Delbert Lee "Cigar" Daisey (March 6, 1928 – April 19, 2017), known as "Cigar" Daisey, was an American waterfowl wood carver and decoy maker. He was the son of Herbert Lee Daisey and Emma Jane Daisey. He was born, lived and worked in Chincoteague, Virginia, and was the resident carver at the Refuge Waterfowl Museum. His decoy carvings are recognized for both their artistic value and functionality as working pieces for waterfowl hunting. His works include black ducks, mallards, redheads, ruddys and red-breasted mergansers and often crafted in drake (male) and hen (female) pairs. He had carved about 1900 ducks in total and he generally used cork or wood as his medium. He carved his first duck out of balsa wood in 1940 at his father's wood shop. The Smithsonian Institution has his works in their collection.
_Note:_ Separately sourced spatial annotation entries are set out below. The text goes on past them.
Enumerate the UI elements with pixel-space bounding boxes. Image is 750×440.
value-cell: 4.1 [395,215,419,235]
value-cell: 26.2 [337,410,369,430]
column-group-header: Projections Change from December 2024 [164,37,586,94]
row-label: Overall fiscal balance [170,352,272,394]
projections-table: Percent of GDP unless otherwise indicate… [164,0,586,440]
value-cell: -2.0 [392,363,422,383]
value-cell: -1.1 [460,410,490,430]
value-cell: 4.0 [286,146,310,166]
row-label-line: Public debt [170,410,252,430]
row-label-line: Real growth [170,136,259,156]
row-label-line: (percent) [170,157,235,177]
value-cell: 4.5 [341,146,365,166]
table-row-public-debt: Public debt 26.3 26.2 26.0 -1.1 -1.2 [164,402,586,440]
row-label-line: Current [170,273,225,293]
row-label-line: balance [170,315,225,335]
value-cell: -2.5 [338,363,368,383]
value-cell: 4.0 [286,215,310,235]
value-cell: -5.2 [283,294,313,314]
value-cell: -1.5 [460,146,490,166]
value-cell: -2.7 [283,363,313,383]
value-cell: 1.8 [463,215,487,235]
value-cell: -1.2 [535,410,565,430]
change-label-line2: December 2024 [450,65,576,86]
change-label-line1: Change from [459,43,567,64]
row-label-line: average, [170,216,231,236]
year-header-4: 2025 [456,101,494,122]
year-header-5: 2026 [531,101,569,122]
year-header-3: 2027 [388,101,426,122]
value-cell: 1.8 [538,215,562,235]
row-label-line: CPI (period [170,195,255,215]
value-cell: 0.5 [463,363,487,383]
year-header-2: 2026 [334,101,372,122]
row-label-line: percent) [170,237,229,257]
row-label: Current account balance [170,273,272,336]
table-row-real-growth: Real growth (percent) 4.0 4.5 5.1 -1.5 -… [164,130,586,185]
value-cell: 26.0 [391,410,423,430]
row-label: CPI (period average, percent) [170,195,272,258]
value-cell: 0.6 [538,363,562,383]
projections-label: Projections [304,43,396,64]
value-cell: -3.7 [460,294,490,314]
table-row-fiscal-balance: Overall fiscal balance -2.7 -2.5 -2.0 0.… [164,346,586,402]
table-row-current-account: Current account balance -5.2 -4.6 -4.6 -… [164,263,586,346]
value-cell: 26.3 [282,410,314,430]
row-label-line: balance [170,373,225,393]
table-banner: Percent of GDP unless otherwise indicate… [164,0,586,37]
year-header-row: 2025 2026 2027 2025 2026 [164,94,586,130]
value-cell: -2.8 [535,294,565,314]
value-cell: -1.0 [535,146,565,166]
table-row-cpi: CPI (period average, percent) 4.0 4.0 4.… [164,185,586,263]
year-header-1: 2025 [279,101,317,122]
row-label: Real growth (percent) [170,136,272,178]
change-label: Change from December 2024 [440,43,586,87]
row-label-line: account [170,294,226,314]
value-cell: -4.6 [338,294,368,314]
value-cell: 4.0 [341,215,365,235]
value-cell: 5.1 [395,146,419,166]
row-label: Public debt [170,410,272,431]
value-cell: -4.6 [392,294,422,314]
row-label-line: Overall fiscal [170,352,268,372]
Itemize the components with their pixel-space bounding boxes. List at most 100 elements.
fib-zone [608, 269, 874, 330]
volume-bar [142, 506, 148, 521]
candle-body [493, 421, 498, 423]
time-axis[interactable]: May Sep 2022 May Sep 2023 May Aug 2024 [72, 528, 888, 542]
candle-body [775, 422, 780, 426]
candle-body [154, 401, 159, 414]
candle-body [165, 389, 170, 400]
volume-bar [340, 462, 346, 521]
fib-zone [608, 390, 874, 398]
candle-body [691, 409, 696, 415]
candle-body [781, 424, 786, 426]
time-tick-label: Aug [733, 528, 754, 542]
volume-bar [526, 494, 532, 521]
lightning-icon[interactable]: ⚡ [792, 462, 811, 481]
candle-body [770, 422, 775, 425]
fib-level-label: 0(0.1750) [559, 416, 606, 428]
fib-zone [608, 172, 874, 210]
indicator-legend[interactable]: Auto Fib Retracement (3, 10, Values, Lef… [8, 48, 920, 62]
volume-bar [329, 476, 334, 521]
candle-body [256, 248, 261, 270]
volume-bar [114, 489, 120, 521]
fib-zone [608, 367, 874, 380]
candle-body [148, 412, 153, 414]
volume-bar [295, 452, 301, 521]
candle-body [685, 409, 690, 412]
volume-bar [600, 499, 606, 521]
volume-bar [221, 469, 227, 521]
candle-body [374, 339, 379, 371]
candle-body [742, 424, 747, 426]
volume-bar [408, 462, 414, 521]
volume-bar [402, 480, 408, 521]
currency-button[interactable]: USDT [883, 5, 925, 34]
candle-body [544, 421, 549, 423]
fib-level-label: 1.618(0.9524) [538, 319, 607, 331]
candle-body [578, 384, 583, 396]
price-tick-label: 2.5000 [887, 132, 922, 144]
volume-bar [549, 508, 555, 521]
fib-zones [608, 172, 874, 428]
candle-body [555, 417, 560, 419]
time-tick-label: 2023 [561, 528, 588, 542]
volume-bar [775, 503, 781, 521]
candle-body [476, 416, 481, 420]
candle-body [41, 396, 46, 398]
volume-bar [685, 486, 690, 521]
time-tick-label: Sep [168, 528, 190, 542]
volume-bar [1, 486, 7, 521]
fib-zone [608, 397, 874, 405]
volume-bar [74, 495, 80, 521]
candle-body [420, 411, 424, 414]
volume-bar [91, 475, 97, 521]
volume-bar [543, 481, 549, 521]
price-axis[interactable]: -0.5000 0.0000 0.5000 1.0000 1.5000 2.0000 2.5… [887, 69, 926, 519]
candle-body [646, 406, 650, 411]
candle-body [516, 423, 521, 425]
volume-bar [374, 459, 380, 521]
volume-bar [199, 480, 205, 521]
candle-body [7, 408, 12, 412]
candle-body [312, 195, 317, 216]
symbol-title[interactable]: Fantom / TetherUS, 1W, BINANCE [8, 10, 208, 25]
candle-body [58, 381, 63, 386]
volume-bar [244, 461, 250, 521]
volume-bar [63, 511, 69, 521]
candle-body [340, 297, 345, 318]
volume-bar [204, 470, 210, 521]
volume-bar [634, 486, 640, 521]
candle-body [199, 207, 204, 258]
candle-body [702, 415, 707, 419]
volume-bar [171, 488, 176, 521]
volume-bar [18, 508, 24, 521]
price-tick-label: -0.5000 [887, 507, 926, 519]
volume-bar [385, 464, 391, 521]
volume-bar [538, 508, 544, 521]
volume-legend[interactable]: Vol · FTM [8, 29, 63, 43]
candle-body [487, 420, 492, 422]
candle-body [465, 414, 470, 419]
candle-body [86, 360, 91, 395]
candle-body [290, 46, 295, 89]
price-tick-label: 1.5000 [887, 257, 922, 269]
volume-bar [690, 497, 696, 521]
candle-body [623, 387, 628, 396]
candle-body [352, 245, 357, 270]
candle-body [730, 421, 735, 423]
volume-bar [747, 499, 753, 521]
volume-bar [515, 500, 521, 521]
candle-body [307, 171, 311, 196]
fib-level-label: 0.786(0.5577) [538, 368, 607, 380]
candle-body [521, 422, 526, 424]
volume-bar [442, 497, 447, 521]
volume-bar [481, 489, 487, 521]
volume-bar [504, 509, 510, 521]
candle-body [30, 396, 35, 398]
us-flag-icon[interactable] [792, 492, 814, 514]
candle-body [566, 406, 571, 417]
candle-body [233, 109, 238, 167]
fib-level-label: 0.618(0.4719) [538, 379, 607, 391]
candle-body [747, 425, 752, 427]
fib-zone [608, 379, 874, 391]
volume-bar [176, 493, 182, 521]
He was given his nickname in 1945 by John Buckalew, Federal Game Warden and first manager of the Chincoteague National Wildlife Refuge because Daisey would leave cigar butts to taunt game wardens while poaching ducks on Assateague Island. Later in life, Daisey was an avid conservationist.

One of the most valuable pieces he ever made was a pintail in 1973, as a present for his wife. That was the only fully decorative decoy he had ever made, and was featured in National Geographic magazine, June 1980, page 826. The decoy was estimated to be worth $150,000.